In the documents presented to the media, the Caisse even boasts that it achieved no less than the “highest added value since 2010” in the first half of the year. The Caisse estimates this “added value” at $11 billion!

explanation of this boast. With a six-month return of -7.9%, the Caisse lost $33.6 billion. The Caisse has calculated that this is $11 billion less than the theoretical loss of $44.6 billion for the benchmark portfolio, which has a half-year return of -10.5%.

That’s where the alleged $11 billion “added value” came from that Charles Emond and his team of portfolio managers realized by reporting a negative return of 7.9% in the first half of 2022.

Important note: When portfolio managers like the Caisse forcefully remind you that they have outperformed their reference portfolios, it suggests that they deserve bonuses, even with a negative portfolio return.


Since the beginning of the second half of the year, the stock markets have recovered significantly from the heavy stock market losses suffered up to June 30th.

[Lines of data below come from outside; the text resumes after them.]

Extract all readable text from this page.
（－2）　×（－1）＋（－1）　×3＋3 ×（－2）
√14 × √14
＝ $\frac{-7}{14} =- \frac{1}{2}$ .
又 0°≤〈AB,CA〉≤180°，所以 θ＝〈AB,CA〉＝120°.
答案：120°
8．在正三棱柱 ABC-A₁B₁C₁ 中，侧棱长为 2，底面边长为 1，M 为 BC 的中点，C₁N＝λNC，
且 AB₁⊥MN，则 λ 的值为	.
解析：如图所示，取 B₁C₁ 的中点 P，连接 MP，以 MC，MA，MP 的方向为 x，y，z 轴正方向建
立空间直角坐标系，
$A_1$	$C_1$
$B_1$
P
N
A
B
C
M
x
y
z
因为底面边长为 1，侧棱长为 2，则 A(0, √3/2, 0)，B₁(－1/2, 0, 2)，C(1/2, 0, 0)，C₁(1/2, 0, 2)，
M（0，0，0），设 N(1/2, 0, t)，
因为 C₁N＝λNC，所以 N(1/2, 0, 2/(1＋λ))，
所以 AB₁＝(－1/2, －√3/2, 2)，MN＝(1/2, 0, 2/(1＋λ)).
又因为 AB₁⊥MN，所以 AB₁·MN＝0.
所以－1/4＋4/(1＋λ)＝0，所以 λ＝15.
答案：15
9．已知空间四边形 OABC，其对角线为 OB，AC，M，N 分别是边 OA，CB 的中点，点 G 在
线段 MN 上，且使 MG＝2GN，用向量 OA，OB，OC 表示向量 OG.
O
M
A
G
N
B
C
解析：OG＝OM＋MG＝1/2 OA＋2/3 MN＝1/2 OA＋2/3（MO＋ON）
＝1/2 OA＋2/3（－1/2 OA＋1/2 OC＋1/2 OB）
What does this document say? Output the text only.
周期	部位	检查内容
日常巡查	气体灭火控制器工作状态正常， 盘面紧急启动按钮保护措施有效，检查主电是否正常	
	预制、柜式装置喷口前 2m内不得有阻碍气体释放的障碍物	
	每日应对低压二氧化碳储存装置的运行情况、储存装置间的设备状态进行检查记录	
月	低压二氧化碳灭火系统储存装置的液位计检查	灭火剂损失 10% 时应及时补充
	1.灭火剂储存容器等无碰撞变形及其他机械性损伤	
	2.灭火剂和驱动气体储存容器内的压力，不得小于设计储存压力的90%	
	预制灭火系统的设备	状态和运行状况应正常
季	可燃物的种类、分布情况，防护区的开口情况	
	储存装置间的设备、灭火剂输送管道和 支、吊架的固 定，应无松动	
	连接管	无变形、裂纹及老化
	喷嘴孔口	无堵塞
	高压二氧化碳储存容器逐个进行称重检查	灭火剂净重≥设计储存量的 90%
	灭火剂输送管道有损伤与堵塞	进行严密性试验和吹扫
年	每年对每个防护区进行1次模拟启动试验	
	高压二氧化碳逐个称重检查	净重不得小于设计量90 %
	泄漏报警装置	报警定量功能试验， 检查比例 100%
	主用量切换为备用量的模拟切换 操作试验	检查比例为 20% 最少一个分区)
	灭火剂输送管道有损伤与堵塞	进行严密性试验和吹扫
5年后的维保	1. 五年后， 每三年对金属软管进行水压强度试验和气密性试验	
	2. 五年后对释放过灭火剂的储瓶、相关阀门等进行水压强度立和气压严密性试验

The major North American indices (Dow Jones, S&P 500, Nasdaq, S&P/TSX) have been able to make up for more than half of their losses so far.

But from there to the end of the year to make up for the rest of the stock exchange losses incurred in the first half of the year, the cut is far from over the lips!

Inflationary pressure, rising interest rates, fears of a pronounced economic slowdown … remain omnipresent.

But rest assured Charles Emond and his portfolio managers need to beat ‘their’ benchmark indices by December 31st for the Caisse to add ‘value’ even if it ended the year in the red!